Don passed around pieces of different herbs, like sage and marjoram. It made me wish I had space for a little herb garden!

 
After the tour, he set almost everyone to work harvesting food that would be prepared later and distributed to homeless people in town.

 
I returned to compost city. This is the compost heap I helped turn.

 
After everyone harvested food and we finished turning compost, we said good bye and thanked Don for the opportunity to visit, help out, and harvest some produce. Then we biked back along West Cliff.

 
On the way, Tawn showed us a secret garden that none of us had visited before, the Lighthouse Community Garden. Community members can obtain a plot, in which they can grow flowers or vegetables or whatever they want. It was nestled in a neighborhood, and it seemed like such a delightful place to live next-door to.

 
After we visited the secret garden, I decided to say goodbye to everyone so I could get back and do some homework. I ate a salad at the Picnic Basket on Beach Street, read for a little while, and then I biked back up the hill to campus.
 
Everyone else continued toward a house where they cooked the produce up into a meal. Then they distributed it downtown to folks who otherwise wouldn't have a warm meal for dinner. What an awesome event!
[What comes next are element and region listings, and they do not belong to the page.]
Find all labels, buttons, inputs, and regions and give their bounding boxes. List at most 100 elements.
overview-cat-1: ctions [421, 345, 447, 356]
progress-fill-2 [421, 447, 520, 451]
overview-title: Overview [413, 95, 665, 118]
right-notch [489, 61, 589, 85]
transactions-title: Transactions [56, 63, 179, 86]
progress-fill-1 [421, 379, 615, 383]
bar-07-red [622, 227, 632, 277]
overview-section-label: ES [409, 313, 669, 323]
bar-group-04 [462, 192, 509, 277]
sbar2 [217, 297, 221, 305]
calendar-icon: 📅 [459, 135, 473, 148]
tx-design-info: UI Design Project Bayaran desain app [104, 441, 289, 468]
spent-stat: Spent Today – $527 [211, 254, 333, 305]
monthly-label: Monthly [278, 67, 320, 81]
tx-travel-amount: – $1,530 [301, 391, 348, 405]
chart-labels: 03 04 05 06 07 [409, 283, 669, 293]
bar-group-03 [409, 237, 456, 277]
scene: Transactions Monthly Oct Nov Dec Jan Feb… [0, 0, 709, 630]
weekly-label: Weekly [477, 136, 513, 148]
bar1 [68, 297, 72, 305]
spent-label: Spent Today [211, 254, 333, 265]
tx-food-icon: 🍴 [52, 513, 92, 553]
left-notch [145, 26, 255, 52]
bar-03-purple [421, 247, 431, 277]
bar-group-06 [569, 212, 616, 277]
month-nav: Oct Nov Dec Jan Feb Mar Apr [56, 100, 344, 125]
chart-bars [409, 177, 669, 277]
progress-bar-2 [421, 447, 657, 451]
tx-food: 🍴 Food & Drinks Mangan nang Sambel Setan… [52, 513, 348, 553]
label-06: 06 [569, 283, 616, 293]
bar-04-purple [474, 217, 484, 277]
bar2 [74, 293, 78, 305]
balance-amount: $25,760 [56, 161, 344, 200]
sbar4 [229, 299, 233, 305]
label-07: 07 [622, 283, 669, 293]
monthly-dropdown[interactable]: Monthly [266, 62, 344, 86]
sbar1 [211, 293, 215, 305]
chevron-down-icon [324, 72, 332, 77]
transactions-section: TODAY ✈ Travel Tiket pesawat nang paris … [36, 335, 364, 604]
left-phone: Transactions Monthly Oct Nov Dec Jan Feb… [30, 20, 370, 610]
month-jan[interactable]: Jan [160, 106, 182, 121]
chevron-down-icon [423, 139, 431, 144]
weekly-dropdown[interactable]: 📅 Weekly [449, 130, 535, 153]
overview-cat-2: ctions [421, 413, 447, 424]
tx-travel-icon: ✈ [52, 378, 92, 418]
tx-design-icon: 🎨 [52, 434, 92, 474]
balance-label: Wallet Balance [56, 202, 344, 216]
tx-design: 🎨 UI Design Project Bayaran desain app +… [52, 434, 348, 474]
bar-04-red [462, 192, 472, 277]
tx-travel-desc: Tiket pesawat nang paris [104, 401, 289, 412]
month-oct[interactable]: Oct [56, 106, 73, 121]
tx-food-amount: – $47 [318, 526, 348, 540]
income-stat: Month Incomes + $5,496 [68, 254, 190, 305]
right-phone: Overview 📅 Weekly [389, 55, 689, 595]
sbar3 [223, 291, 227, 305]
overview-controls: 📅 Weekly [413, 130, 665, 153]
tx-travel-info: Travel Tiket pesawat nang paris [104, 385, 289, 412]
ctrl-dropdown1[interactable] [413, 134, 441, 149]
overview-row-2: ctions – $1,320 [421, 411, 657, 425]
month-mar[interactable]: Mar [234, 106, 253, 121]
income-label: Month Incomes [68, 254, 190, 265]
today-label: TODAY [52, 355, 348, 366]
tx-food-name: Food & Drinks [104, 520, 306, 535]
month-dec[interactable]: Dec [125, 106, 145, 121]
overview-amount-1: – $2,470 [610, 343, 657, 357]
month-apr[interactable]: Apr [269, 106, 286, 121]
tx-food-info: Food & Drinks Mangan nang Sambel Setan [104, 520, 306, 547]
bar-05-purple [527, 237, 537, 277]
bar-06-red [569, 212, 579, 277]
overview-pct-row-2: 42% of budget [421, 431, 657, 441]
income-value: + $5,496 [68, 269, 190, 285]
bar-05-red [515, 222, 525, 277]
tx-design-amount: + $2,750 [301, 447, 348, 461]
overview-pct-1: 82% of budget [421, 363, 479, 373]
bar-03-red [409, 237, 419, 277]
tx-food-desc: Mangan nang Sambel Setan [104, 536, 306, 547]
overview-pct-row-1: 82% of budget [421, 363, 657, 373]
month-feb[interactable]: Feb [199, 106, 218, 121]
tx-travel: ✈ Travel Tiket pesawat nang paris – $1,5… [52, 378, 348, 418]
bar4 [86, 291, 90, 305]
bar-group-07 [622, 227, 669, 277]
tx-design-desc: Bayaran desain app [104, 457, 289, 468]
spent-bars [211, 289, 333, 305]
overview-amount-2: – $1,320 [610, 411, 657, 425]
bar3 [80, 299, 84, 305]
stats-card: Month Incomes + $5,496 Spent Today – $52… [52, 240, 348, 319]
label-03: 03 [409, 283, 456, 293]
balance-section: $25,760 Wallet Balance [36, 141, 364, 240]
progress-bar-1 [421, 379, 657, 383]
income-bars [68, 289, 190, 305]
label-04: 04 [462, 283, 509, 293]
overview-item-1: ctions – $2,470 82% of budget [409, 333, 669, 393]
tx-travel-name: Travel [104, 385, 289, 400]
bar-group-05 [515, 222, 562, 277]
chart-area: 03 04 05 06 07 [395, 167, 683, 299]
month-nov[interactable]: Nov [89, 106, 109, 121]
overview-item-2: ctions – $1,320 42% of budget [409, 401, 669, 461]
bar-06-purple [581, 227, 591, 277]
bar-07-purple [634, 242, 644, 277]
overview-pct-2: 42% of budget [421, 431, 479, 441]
Thanks to the organizers for making it happen. I wish I could have joined everyone for the full event, and I hope the meal prep and distribution went well.

 
This was my view heading up to campus on Hagar Drive. Beautiful, beautiful day!

 
My attempt at a smile as I steadily made my way up the hill. Notice the bike necklace! Whew, it was warm under that direct sunlight!

 
 
I made it! Here was my rewarding view of my wonderful town and community. I am seriously going to miss this view when I graduate in June.
 
Wow, what a great weekend! So much outdoors time, so many new friends and experiences, and the sunlight lasted for so long this evening! It feels good to be active and participating. Thanks everyone who spent the weekend with me!
 
To view more photos from today, click here.
 
Time to return to homework. It's week 10, the last week of instruction before finals week. Eek! But at least I got in some great, rejuvenating activities into my weekend. I'm ready for the week to begin!